Aug 06, 2012 05:48 AM EDT
UMich Joins GE and Ford to Develop Better EV Batteries
GE researchers are teaming up with Ford Motor Company and the University of Michigan to extend the battery life of Electric Vehicles.
The Advanced Research Projects Agency- Energy will develop a smart, miniaturized sensing system that has the potential to significantly extend the life of car batteries over conventional battery systems used in electric vehicles today.
Like Us on Facebook
"The car battery remains the greatest barrier and most promising opportunity to bringing EVs mainstream." said Aaron Knobloch, principal investigator and mechanical engineer at GE Global Research. "Improvements in the range, cost and life of the battery will all be needed for EVs to be competitive. With better sensors and new battery analytics, we think we can make substantial progress at increasing battery life. This, in turn, could help bring down its overall cost and the cost entitlement of buying an electric car."

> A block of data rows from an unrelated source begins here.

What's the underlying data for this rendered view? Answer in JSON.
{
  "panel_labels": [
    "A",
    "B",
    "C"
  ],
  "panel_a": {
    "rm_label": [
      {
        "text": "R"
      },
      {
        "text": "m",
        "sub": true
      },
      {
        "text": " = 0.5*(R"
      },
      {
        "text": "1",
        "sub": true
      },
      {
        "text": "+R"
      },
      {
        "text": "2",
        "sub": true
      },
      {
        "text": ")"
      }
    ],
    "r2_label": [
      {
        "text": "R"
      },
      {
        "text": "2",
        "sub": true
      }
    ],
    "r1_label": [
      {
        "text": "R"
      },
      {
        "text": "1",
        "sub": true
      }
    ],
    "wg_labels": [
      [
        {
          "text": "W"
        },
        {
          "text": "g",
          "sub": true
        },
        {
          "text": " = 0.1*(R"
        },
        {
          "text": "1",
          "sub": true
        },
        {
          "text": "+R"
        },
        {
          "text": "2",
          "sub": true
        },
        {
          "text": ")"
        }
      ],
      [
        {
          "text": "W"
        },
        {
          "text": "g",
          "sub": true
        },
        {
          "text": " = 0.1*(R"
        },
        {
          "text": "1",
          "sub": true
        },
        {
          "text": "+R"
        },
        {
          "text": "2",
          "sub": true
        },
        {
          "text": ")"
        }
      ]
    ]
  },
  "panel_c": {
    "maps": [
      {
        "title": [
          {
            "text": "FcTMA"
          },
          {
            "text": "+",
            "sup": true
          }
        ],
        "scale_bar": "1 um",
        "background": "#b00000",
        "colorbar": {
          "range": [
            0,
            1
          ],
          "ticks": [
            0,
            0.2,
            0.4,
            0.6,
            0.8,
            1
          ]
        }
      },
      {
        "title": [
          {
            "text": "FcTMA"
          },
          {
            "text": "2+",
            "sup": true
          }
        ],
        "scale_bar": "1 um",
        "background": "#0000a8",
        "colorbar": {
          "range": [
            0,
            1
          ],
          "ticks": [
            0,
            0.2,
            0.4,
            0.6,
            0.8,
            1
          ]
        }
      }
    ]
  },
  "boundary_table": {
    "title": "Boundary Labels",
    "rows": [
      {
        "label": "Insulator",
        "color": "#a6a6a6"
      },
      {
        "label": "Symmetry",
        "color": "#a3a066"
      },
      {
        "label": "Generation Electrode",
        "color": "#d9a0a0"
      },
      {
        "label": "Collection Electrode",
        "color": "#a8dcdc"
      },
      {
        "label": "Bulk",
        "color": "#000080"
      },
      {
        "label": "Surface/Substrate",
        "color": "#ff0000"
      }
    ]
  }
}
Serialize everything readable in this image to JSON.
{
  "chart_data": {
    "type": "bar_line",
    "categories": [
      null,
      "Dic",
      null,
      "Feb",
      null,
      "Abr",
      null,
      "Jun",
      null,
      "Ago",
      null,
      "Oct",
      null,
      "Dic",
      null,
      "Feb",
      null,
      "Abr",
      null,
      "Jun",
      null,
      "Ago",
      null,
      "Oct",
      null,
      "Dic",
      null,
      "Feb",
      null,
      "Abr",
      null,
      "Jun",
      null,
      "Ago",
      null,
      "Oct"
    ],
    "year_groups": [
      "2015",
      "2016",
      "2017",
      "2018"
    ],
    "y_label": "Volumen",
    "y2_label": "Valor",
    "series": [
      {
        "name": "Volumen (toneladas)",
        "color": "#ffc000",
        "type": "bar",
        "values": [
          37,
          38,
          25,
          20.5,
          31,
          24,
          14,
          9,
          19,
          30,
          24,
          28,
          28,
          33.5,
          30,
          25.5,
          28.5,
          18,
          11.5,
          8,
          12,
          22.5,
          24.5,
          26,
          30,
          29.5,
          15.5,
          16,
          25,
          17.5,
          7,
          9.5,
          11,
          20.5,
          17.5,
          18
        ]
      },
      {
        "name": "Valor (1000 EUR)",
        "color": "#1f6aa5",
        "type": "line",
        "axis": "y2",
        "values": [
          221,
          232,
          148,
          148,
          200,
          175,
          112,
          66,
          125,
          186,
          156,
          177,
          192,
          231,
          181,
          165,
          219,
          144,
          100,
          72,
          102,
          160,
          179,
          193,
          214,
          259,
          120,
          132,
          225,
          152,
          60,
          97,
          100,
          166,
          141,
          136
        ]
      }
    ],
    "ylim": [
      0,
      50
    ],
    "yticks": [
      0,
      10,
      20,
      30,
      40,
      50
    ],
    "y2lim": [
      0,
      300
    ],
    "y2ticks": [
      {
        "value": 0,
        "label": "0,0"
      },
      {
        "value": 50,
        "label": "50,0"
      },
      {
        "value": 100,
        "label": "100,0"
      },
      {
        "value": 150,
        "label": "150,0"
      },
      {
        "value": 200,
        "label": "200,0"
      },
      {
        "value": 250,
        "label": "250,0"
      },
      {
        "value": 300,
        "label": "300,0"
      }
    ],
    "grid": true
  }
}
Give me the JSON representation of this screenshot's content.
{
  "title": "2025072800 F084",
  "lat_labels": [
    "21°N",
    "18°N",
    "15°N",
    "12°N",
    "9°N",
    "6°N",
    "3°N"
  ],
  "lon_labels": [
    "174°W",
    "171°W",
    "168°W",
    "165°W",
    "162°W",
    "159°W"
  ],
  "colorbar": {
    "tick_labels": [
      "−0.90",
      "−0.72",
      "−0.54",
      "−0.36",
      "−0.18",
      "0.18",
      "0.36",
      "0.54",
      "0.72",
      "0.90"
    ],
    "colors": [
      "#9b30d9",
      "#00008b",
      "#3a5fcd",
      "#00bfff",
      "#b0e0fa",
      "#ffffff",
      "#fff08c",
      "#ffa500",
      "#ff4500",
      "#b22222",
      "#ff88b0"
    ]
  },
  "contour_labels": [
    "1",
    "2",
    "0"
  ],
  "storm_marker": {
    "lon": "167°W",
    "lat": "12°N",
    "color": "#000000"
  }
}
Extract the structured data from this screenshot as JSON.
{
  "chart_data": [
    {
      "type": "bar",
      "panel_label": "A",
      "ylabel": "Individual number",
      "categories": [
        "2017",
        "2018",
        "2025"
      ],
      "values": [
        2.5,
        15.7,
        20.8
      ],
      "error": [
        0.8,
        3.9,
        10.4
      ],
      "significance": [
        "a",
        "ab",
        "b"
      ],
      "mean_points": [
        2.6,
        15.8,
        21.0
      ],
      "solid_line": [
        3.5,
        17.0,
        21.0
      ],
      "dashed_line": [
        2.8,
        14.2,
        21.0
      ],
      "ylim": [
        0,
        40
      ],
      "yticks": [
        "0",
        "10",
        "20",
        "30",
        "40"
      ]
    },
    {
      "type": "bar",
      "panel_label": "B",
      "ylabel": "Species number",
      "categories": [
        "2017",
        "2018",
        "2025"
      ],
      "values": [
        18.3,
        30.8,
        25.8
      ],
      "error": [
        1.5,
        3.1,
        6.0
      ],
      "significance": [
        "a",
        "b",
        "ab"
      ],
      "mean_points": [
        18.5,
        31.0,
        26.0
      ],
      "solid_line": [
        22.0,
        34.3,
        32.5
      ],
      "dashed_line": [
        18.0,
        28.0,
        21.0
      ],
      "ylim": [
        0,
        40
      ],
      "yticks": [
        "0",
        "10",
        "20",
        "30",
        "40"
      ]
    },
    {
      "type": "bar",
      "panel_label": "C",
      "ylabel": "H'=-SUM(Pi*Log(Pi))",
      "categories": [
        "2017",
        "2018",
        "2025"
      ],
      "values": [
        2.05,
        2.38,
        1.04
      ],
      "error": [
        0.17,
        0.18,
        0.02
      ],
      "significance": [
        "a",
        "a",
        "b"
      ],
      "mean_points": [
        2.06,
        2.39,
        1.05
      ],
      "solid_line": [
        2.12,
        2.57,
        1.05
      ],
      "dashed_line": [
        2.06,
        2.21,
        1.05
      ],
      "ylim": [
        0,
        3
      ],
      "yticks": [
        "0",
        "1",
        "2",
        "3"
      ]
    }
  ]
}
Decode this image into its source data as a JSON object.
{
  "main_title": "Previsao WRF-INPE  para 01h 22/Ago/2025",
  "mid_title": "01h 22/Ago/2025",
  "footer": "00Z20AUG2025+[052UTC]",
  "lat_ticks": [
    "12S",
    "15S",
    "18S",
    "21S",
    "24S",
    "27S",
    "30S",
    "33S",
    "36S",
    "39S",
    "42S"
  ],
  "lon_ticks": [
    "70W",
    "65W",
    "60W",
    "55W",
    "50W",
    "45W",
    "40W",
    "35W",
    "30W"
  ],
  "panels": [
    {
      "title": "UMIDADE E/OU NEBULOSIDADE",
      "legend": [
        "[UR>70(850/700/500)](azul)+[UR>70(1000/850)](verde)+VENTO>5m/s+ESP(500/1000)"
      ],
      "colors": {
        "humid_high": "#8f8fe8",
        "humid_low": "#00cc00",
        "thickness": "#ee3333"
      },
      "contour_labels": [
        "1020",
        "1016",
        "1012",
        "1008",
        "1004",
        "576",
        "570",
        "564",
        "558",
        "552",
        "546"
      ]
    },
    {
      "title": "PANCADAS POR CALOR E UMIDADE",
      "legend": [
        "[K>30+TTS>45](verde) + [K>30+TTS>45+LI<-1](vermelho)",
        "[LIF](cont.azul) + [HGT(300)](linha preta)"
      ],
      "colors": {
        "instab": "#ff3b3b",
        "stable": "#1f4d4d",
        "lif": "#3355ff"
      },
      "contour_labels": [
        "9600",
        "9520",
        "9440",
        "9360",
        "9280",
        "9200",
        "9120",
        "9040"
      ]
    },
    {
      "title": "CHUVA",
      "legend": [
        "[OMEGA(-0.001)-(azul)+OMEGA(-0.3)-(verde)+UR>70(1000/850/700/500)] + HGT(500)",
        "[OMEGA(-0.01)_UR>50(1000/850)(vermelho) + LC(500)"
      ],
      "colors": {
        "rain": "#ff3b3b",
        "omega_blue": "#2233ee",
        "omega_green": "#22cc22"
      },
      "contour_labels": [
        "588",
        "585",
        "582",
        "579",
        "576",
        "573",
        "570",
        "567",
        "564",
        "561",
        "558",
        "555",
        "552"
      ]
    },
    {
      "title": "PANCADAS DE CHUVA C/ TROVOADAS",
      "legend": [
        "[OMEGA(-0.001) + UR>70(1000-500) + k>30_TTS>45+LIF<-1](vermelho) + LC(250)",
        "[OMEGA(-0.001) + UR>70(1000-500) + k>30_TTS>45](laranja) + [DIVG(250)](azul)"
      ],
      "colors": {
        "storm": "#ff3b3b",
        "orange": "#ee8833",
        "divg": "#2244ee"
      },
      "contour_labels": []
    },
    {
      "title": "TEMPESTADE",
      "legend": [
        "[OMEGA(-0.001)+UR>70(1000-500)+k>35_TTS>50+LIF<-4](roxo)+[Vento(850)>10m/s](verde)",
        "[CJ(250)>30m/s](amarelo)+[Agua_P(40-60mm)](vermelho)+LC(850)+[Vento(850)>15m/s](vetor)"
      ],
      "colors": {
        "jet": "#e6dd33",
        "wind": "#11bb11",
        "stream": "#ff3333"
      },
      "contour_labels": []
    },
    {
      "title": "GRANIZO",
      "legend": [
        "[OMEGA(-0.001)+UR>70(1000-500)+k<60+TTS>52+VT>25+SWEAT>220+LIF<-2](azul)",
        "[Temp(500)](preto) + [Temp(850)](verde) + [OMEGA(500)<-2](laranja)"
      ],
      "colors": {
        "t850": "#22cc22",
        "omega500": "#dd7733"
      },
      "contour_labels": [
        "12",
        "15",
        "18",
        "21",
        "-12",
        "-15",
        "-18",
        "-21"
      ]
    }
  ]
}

According to the press release, today's sensors on EVs and plug-in hybrid vehicles measure the health of the battery by looking at factors such as its temperature, voltage, and current. However, these measurements provide a limited understanding of a battery's operation and health. Hence, ARPA-E project will develop small, cost effective sensors with new measurement capabilities.
Due to their small size, these sensors will be placed in areas of the battery where existing sensor technologies cannot be currently located. The combination of small size and ability to measure new quantities will enable a much better understanding of battery performance and life.
A group of scientists from the University of Michigan, led by Anna Stefanopoulou, a professor of mechanical engineering, will use the data generated by GE sensors to verify advanced battery models. They will ultimately create schemes that use instantaneous sensor data to predict future battery-cell and battery-pack behavior.
"The big challenge is to make battery management programs adapt and work fast," said Charles Monroe, a chemical engineering professor on the University of Michigan team.
The goal of this three-year $3.1 million program is to demonstrate a working sensing system in an actual electric vehicle.